Cell heterogeneity is essential for the physiological functions of complex tissues under normal and disease conditions. Systematic interpretation of heterogeneous cell populations and precise identification of key cell subtypes hold substantial importance in gaining critical insights into tissue development, physiological functions, cellular interactions, and the dynamic progression of diseases. Transcriptome profiling at single-cell resolution has been a common practice for dissection of cell heterogeneity. However, almost all of these previous studies have solely relied on the overall expression levels of genes to assess cell heterogeneity in complex tissues. The canonical approach completely ignores the RNA splicing patterns, due to a series of methodological challenges.
Variations in RNA splicing serve as a major source of the extensive transcriptome complexity in mammalian species. Via different splicing patterns, a single gene can generate multiple distinct transcript variants, leading to a remarkable expansion of complexity in both the transcriptome and proteome. This process underscores the diversity and plasticity exhibited by gene expression and function. Consequently, the comprehensive analysis of cellular heterogeneity in complex tissues necessitates the incorporation of RNA splicing profiles.
In response to this pressing demand, the research team led by Xuerui Yang at the School of Life Sciences, Tsinghua University, have developed a bioinformatics method SCASL (single-cell clustering based on alternative splicing landscapes) for classifications of cell identities by interrogating the RNA splicing heterogeneity in single cells. SCASL facilitates a comprehensive and quantitative analysis of single-cell RNA splicing heterogeneity, providing a new scheme for classifications of cell identities based on AS profiles. The team's pioneering research has been published in Nature Communications on March 9th, under the title "Interrogations of single-cell RNA splicing landscapes with SCASL define new cell identities with physiological relevance."
SCASL relies on de novo identifications of alternative splicing (AS) events from single-cell RNA-seq data, which is annotation-free and allows comprehensive survey of all AS schemes. SCASL effectively resolves the issue of biased and sparse data coverage on scRNA splicing by employing iterative kNN imputation. By employing spectral clustering, SCASL achieves unsupervised classifications of cell identities and generates a comprehensive landscape depicting the heterogeneity of scRNA splicing. Importantly, when applied to the same scRNA-seq data, most of the clustering results from SCASL are not readily available via conventional cell clustering based on single-cell gene expression data.
Figure 1. Schematic overview of the SCASL pipeline
Via a series of novel strategies for data imputation and clustering, SCASL recovered new classifications of cell subpopulations with high physiological relevance, under contexts of tumorigenesis, tissue development, and tumor microenvironment. For example, tumor cells are known for their intrinsic global gene expression disorder and stochasticity. Previous studies based on single-cell gene expression profiles have encountered major challenges for classifications of intra-tumor cell subtypes with physiological functions. Based on RNA splicing landscapes, SCASL clearly identified the cell populations at intermediate stages of tumorigenesis, which have not been reported before, for example precancerous normal epithelial cells, early-stage tumor cells, and cells of micrometastasis in TNBC.
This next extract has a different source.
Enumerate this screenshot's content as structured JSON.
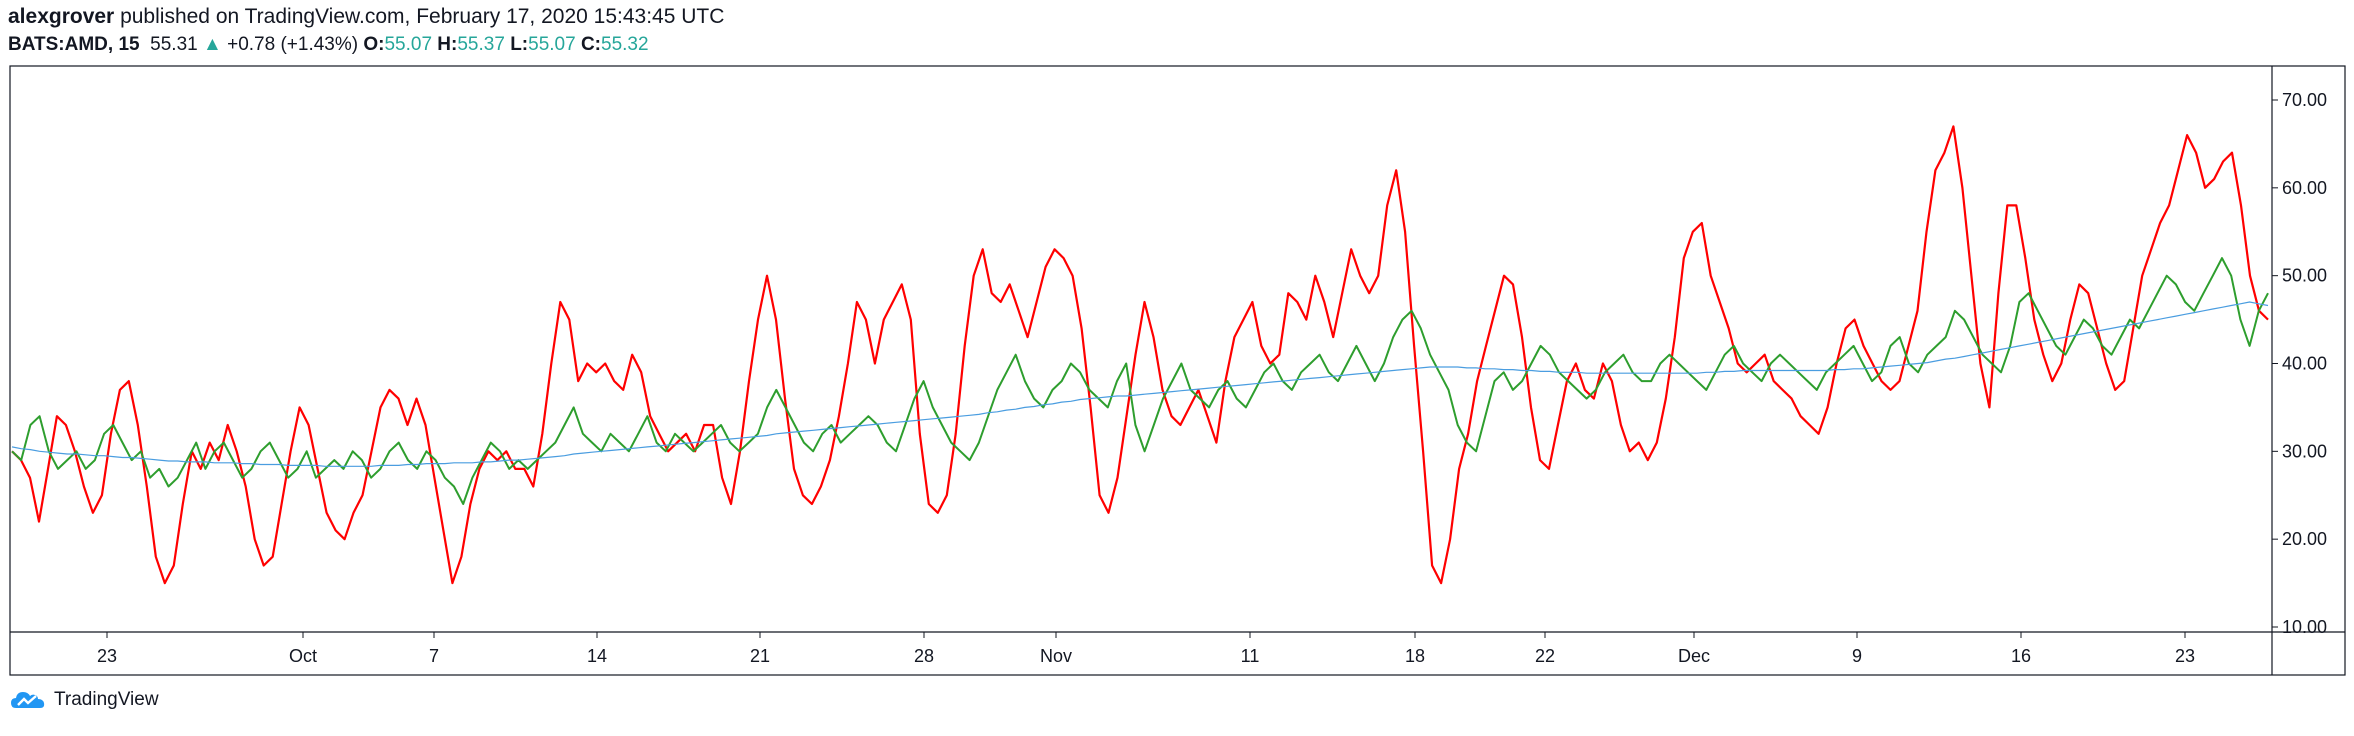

In the context of normal tissue development, SCASL also demonstrates unique advantages. Specifically, SCASL successfully illustrates two cell lineages of cholangiocytes and hepatocytes during embryonic liver development, enabling precise identification of transitional clusters within the lineage. More interestingly, the single-cell RNA splicing landscape revealed a special cluster, which was composed of annotated cholangiocytes but positioned between the two major developmental lineages, exhibiting functional characteristics of both cell types simultaneously. This intriguing finding suggests that this subtype of cells may serve as a potential crosstalk bridging the transition between the two cell lineages during liver development.
Link to the article: https://www.nature.com/articles/s41467-024-46480-9
Figure 2. Reconstruction of mouse embryonic liver developmental lineages by SCASL (left); C4 illustrates the potential crosstalk between two cell lineages (right).
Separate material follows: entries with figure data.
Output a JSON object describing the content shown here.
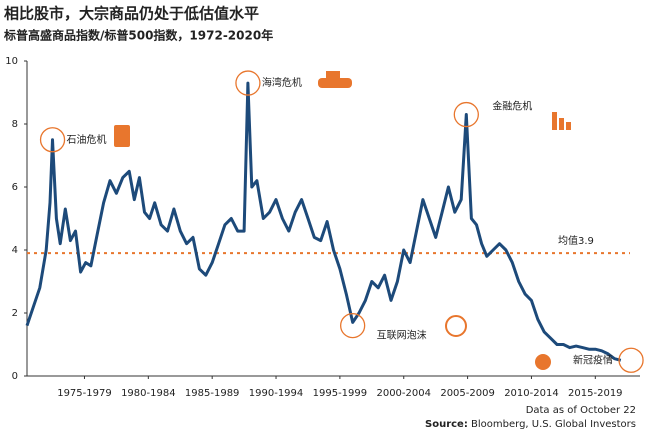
{
  "chart_data": {
    "type": "line",
    "title": "相比股市，大宗商品仍处于低估值水平",
    "subtitle": "标普高盛商品指数/标普500指数，1972-2020年",
    "footnote": "Data as of October 22",
    "source_label": "Source:",
    "source": "Bloomberg, U.S. Global Investors",
    "color": "#1d4a7a",
    "x": [
      1973.0,
      1973.5,
      1974.0,
      1974.5,
      1974.8,
      1975.0,
      1975.3,
      1975.6,
      1976.0,
      1976.4,
      1976.8,
      1977.2,
      1977.6,
      1978.0,
      1978.5,
      1979.0,
      1979.5,
      1980.0,
      1980.5,
      1981.0,
      1981.4,
      1981.8,
      1982.2,
      1982.6,
      1983.0,
      1983.5,
      1984.0,
      1984.5,
      1985.0,
      1985.5,
      1986.0,
      1986.5,
      1987.0,
      1987.5,
      1988.0,
      1988.5,
      1989.0,
      1989.5,
      1990.0,
      1990.3,
      1990.6,
      1991.0,
      1991.5,
      1992.0,
      1992.5,
      1993.0,
      1993.5,
      1994.0,
      1994.5,
      1995.0,
      1995.5,
      1996.0,
      1996.5,
      1997.0,
      1997.5,
      1998.0,
      1998.5,
      1999.0,
      1999.5,
      2000.0,
      2000.5,
      2001.0,
      2001.5,
      2002.0,
      2002.5,
      2003.0,
      2003.5,
      2004.0,
      2004.5,
      2005.0,
      2005.5,
      2006.0,
      2006.5,
      2007.0,
      2007.4,
      2007.8,
      2008.2,
      2008.6,
      2009.0,
      2009.5,
      2010.0,
      2010.5,
      2011.0,
      2011.5,
      2012.0,
      2012.5,
      2013.0,
      2013.5,
      2014.0,
      2014.5,
      2015.0,
      2015.5,
      2016.0,
      2016.5,
      2017.0,
      2017.5,
      2018.0,
      2018.5,
      2019.0,
      2019.5
    ],
    "values": [
      1.6,
      2.2,
      2.8,
      4.0,
      5.5,
      7.5,
      5.0,
      4.2,
      5.3,
      4.3,
      4.6,
      3.3,
      3.6,
      3.5,
      4.5,
      5.5,
      6.2,
      5.8,
      6.3,
      6.5,
      5.6,
      6.3,
      5.2,
      5.0,
      5.5,
      4.8,
      4.6,
      5.3,
      4.6,
      4.2,
      4.4,
      3.4,
      3.2,
      3.6,
      4.2,
      4.8,
      5.0,
      4.6,
      4.6,
      9.3,
      6.0,
      6.2,
      5.0,
      5.2,
      5.6,
      5.0,
      4.6,
      5.2,
      5.6,
      5.0,
      4.4,
      4.3,
      4.9,
      4.0,
      3.4,
      2.6,
      1.7,
      2.0,
      2.4,
      3.0,
      2.8,
      3.2,
      2.4,
      3.0,
      4.0,
      3.6,
      4.6,
      5.6,
      5.0,
      4.4,
      5.2,
      6.0,
      5.2,
      5.6,
      8.3,
      5.0,
      4.8,
      4.2,
      3.8,
      4.0,
      4.2,
      4.0,
      3.6,
      3.0,
      2.6,
      2.4,
      1.8,
      1.4,
      1.2,
      1.0,
      1.0,
      0.9,
      0.95,
      0.9,
      0.85,
      0.85,
      0.8,
      0.7,
      0.55,
      0.5
    ],
    "xlim": [
      1973,
      2021
    ],
    "ylim": [
      0,
      10
    ],
    "yticks": [
      0,
      2,
      4,
      6,
      8,
      10
    ],
    "xticks": [
      {
        "value": 1977.5,
        "label": "1975-1979"
      },
      {
        "value": 1982.5,
        "label": "1980-1984"
      },
      {
        "value": 1987.5,
        "label": "1985-1989"
      },
      {
        "value": 1992.5,
        "label": "1990-1994"
      },
      {
        "value": 1997.5,
        "label": "1995-1999"
      },
      {
        "value": 2002.5,
        "label": "2000-2004"
      },
      {
        "value": 2007.5,
        "label": "2005-2009"
      },
      {
        "value": 2012.5,
        "label": "2010-2014"
      },
      {
        "value": 2017.5,
        "label": "2015-2019"
      }
    ],
    "mean": {
      "value": 3.9,
      "label": "均值3.9",
      "color": "#e8762d"
    },
    "annotations": [
      {
        "text": "石油危机",
        "x": 1975.0,
        "y": 7.5
      },
      {
        "text": "海湾危机",
        "x": 1990.3,
        "y": 9.3
      },
      {
        "text": "金融危机",
        "x": 2007.4,
        "y": 8.3
      },
      {
        "text": "互联网泡沫",
        "x": 1998.5,
        "y": 1.6
      },
      {
        "text": "新冠疫情",
        "x": 2020.3,
        "y": 0.5
      }
    ]
  }
}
In summary, the intrinsic RNA splicing heterogeneity provides critical information for precise definitions of physiologically relevant cell subtypes. Xuerui Yang’s work presents a new method SCASL for mining such information. New insights from this pipeline could greatly help understanding the functions and progressive developments of complex tissues.
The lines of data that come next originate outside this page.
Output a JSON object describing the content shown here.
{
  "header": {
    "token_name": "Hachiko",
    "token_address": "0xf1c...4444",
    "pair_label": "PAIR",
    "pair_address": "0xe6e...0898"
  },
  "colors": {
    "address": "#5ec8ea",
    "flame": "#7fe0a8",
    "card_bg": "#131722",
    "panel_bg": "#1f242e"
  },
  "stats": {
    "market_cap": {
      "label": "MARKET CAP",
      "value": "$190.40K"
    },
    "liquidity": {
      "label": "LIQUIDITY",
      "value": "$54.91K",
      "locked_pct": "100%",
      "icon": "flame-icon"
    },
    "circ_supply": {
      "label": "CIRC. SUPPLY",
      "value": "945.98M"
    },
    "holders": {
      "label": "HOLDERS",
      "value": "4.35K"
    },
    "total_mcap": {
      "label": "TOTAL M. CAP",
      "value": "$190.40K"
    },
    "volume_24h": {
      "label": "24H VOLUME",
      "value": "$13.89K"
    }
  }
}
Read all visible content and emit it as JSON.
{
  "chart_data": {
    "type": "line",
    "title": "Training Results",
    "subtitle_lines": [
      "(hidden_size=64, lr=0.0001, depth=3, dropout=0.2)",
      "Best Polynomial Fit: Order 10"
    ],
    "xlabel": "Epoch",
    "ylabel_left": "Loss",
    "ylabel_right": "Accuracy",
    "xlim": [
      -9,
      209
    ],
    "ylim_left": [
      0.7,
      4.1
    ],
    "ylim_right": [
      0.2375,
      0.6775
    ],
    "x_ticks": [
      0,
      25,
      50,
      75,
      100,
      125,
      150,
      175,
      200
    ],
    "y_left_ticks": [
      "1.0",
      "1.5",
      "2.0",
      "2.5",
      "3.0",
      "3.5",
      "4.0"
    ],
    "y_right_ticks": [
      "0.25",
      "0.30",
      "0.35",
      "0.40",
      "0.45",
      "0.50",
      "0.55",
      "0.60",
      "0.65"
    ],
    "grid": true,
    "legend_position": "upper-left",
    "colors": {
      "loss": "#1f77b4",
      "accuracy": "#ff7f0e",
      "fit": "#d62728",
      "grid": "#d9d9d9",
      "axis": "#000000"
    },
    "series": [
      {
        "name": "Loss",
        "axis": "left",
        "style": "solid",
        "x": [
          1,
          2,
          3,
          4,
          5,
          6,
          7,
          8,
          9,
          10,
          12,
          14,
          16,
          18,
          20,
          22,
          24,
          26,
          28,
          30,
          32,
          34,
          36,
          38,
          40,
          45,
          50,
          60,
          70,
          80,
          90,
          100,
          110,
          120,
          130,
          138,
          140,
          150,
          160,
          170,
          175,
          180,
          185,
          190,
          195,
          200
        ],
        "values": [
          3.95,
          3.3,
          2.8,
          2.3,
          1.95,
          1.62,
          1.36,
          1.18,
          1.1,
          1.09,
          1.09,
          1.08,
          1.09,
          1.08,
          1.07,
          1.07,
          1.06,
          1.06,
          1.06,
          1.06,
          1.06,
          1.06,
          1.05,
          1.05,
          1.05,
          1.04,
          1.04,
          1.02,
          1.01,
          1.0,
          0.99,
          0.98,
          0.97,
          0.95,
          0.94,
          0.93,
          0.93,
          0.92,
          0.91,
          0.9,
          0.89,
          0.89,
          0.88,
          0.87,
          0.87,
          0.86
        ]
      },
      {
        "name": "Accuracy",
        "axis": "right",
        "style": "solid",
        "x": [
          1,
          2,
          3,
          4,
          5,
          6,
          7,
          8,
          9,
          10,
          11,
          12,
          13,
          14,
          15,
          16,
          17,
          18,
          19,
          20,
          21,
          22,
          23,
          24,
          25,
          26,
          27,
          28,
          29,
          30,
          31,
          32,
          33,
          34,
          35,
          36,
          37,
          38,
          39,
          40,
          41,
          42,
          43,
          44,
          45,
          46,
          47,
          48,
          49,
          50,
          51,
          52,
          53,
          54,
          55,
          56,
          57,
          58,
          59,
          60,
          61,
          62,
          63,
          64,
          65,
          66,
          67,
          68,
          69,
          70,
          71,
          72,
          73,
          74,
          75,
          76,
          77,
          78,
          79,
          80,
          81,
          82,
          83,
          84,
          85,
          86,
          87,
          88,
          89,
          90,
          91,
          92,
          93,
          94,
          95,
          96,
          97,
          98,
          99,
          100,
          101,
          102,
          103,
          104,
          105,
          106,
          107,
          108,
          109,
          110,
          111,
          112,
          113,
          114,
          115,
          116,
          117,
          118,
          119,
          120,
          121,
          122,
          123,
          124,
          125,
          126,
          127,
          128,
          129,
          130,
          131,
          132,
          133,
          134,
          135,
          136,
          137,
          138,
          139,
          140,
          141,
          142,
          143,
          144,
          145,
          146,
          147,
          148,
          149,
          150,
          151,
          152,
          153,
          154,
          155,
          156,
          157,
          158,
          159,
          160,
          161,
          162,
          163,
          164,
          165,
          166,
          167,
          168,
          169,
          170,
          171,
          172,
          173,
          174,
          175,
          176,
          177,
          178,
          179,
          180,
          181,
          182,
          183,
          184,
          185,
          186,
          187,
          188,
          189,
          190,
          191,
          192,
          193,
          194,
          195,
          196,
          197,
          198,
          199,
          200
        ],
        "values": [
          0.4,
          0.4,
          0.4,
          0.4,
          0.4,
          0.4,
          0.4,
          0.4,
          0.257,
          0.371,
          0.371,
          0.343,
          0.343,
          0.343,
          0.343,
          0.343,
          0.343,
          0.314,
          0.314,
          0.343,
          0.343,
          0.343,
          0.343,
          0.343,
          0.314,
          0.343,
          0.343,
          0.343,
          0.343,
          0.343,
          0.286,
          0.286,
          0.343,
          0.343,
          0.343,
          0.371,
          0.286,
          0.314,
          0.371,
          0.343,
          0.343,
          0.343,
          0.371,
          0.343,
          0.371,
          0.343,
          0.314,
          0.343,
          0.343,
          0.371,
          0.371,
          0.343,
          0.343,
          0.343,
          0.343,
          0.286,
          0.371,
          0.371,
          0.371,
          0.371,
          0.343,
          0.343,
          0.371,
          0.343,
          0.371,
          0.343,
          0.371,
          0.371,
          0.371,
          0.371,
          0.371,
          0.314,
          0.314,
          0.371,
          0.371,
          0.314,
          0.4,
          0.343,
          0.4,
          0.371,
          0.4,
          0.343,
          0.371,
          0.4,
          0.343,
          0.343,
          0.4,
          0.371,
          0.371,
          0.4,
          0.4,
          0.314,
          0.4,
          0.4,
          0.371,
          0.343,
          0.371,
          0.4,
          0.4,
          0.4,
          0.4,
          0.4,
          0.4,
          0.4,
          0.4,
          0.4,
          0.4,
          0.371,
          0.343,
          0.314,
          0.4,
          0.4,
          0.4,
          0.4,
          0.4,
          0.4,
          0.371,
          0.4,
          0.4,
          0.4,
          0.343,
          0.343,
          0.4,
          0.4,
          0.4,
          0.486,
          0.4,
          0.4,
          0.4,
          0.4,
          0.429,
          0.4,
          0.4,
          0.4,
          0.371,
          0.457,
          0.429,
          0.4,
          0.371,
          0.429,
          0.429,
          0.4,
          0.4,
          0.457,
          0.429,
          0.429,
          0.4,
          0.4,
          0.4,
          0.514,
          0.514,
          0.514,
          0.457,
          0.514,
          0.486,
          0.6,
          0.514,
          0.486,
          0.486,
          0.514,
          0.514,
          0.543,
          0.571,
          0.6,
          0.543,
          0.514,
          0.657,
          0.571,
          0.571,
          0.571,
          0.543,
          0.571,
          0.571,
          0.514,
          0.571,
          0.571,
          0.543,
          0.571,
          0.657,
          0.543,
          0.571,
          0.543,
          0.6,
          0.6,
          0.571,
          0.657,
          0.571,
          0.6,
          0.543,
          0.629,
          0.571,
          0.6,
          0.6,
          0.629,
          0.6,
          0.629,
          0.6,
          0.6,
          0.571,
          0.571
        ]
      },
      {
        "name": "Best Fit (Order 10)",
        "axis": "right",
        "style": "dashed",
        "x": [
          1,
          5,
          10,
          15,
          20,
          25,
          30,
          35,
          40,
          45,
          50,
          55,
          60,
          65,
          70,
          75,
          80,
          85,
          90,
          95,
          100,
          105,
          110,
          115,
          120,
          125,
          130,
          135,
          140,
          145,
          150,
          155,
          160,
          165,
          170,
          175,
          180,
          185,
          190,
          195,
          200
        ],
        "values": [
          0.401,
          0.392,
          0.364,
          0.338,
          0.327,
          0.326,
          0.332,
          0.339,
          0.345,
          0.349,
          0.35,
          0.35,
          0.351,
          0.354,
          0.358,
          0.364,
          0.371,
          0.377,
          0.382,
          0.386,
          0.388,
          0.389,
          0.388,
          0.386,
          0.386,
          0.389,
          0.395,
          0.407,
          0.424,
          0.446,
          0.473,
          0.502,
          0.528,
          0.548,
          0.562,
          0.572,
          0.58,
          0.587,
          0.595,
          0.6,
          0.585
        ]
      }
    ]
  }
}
The paper's first author is Xianke Xiang, a Ph.D. student from the School of Life Sciences at Tsinghua University. Xuerui Yang, an Associate Professor, serves as the corresponding author. Dr. Zemin Zhang, a professor at the Biomedical Pioneering Innovation Center, Peking University, and his team made significant contributions by providing essential data and tools for this research. This work was funded by the National key research and development program, the National Natural Science Foundation of China, and the Tsinghua University Initiative Scientific Research Program. Moreover, the research received support from the Tsinghua University Branch of China National Center for Protein Sciences (Beijing) and Tsinghua University Technology Center for Protein Research, including the core facilities of Biocomputing, Genome Sequencing and Analysis at Tsinghua University.